“'Yes, I think everything of him.'

“'Then why do you torture him?'

“'Torture my Prince?'

“'Yes, that is just what you are doing. Do you know that the poor animal suffers agony because his head is checked so unnaturally high? His neck is drawn out straight, producing a most ungraceful angle, he holds his head awkwardly, the bit is hurting his mouth, and that graceful curvature of neck and carriage of head which are in his nature are now entirely lost. Why do you check him so high?'

“She didn't know. She was not aware that high checking was a source of pain to horses, nor that it destroyed their natural beauty. She was amazed at the discovery.

“'May I trouble you to unloosen his check?' she asked.

“When the strap was unsnapped, the horse immediately lowered his head, straightened the cramps out of his handsome neck, shook himself to make sure that he had actually been released from bondage, and they looked around with such a grateful, delighted expression in his intelligent eyes that his mistress declared no more checking straps should be used upon him.”
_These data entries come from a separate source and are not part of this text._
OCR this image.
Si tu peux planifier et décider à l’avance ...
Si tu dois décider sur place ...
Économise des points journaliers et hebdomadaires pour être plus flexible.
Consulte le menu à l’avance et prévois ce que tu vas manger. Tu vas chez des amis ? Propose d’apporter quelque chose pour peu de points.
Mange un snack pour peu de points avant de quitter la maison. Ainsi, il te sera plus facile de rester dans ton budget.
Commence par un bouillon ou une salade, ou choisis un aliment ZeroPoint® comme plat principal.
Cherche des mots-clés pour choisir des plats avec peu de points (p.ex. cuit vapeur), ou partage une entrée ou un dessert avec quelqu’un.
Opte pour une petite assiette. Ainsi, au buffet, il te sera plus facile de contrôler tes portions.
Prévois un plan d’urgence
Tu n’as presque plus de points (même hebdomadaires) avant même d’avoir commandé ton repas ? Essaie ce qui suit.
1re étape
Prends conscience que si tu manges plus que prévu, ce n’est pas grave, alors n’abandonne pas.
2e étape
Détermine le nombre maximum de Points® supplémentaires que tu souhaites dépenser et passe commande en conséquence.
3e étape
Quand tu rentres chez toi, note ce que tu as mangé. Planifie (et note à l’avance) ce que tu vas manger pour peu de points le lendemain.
Cobweb and Major had both been broken to harness, as well as to the saddle, and some days after the conversation recorded in this chapter, Charley tried Cobweb in a dog-cart which his father had given him. Check-reins and blinders formed no part of the pretty creature's harness, and he seemed to appreciate his freedom from those abominations of modern custom. Major was tried in the afternoon of the same day, and his performance fully justified the faith that the boys had in the reformed system of driving. Not only did George and Charley declare that they would never use blinders or check-reins on their horses, but they chorussed the evils of the old practice to their young friends, several of whom were induced to follow their example. And of all those who did so, not one returned to the cruelties he had so unthinkingly practiced, simply because it was the fashion.